Everyone from Beyoncé to Bono to President Bush has dropped by Africa to help fight its AIDS plague. But the mayor of Macon, Georgia—who made the pilgrimage three times last year—says Africa taught him how to fight HIV back home. Jack Ellis, 58, Macon’s first African-American mayor, has endured bomb threats from local racists. Now he’s bucking conservative Southern Baptists with a Uganda-inspired proposal to distribute condoms in his city’s high schools. Two-thirds of Macon’s roughly 97,300 residents are African American, and HIV has risen in that community for the past decade, especially among young women.

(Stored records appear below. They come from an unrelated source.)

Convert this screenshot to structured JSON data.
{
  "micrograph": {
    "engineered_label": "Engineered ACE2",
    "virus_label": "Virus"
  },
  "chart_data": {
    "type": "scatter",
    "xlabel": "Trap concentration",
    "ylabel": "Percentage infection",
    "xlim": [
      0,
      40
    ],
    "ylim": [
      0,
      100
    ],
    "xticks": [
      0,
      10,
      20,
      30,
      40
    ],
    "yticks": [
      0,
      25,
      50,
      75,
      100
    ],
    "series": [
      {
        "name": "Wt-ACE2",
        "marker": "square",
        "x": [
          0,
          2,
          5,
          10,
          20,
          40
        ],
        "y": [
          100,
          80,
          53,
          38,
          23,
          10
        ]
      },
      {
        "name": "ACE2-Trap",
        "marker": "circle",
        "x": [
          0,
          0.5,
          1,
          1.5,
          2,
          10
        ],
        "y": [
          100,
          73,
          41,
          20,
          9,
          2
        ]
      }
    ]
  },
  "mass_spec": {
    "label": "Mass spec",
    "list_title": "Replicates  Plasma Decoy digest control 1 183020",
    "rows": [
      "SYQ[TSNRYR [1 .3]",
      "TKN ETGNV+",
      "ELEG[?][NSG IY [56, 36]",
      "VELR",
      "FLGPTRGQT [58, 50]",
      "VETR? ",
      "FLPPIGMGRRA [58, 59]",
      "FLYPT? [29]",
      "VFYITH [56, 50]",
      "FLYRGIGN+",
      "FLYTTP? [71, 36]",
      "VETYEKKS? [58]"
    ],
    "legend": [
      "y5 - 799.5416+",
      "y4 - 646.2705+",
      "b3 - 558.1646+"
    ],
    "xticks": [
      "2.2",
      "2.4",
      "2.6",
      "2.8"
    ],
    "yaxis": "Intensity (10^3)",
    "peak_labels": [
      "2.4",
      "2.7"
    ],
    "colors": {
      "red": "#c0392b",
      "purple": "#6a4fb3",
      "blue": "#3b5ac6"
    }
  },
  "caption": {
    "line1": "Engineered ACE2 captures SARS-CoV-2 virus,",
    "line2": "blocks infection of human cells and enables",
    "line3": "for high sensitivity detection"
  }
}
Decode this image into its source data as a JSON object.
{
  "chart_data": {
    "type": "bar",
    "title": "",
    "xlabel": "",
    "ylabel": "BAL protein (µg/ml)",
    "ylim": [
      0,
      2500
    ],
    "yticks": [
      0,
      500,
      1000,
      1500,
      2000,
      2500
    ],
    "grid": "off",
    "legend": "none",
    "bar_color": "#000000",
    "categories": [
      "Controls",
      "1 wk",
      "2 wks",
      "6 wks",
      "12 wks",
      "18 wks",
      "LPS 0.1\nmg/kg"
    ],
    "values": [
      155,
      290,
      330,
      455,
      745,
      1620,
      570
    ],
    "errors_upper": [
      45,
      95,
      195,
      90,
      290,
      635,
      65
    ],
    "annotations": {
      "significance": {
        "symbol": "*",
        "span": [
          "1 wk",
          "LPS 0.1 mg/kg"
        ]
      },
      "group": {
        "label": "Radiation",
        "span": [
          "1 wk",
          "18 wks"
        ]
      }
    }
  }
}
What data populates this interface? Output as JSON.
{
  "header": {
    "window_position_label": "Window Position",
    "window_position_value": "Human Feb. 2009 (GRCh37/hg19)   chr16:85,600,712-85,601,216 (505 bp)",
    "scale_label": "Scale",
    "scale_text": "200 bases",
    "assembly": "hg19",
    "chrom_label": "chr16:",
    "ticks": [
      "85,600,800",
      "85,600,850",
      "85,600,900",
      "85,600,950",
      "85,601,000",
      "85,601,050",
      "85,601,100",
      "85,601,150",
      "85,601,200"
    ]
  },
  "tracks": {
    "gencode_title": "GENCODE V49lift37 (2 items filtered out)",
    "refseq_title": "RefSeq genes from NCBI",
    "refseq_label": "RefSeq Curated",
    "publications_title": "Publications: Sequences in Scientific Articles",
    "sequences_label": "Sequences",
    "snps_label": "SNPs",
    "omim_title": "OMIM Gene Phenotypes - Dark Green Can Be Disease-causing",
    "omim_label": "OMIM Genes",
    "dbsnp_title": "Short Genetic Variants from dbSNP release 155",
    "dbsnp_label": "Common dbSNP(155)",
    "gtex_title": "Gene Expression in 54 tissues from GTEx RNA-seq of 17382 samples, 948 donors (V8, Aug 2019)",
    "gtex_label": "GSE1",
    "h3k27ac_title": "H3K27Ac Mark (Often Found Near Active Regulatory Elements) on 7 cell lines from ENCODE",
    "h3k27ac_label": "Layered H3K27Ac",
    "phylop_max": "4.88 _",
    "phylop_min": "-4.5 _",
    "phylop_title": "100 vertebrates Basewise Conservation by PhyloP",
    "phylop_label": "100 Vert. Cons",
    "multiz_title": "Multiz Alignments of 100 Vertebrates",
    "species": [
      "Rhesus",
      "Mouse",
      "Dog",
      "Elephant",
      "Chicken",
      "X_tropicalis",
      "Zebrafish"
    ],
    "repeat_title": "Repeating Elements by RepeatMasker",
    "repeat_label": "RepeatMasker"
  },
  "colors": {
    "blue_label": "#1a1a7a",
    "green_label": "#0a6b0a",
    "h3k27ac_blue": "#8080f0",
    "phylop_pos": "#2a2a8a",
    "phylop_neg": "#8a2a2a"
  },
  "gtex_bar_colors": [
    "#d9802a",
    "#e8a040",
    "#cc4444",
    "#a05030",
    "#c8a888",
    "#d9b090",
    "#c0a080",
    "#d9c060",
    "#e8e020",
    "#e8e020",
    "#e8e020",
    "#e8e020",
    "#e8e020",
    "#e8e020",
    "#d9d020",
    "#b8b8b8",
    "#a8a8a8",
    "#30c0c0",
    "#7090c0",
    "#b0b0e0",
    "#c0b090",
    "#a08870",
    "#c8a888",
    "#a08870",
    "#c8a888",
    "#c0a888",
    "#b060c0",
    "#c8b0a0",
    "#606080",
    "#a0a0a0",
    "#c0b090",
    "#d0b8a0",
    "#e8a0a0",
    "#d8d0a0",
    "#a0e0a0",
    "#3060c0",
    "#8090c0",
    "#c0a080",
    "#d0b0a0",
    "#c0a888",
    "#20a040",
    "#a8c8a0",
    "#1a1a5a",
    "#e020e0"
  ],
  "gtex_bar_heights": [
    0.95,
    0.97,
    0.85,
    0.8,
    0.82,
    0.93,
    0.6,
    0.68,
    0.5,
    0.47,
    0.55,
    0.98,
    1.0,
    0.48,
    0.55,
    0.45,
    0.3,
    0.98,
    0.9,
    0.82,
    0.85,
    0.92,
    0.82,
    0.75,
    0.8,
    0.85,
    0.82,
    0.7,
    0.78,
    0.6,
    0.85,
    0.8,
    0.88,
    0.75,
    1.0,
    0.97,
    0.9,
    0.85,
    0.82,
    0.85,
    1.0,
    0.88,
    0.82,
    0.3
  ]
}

“Uganda should be a model for the rest of the world,” Ellis said. The East African country’s “ABC” (Abstain, Be faithful, use Condoms) strategy is credited with slashing its HIV rate. In 1995, 18.5 percent of pregnant Ugandan women tested positive—but by 2001, that figure had dropped to 6.5 percent. “They’ve done that through open and honest dialogue,” the mayor said. “[HIV and condoms are] not a taboo subject.” Especially since his own cousin’s death in 1994, Ellis has had no time for timidity: “Even though most of us knew he died of AIDS, we were still saying he died of cancer or pneumonia. We should be honest and say, ‘He had AIDS.’”

After representing the U.S. Conference of Mayors in Uganda last September, Ellis announced his plan. “Mayor: Provide Condoms to Teens,” The Macon Telegraph’s front page blared, and quoted him saying, “Who are we kidding? We know they’re having sex.” Angry letters followed, one protesting “such revolting headlines” (sic) on the anniversary of 9/11. The local Baptist Association asked him for an explanation, Ellis told the paper later. Raynette Evans, the school district’s health director, told POZ, “Our teachers are all satisfied with our curriculum. The message from schools is—and should be—to stay abstinent from sex until marriage.”

Mayor Ellis, a retired Army officer and Vietnam vet, will have to take the Battle of Macon all the way to Atlanta: A state law bans birth control in public schools. In fact, the legislature is debating budget cuts that could eliminate condoms from Georgia’s teen-pregnancy clinics. “It’s so frustrating,” Ellis said. “This disease is preventable.”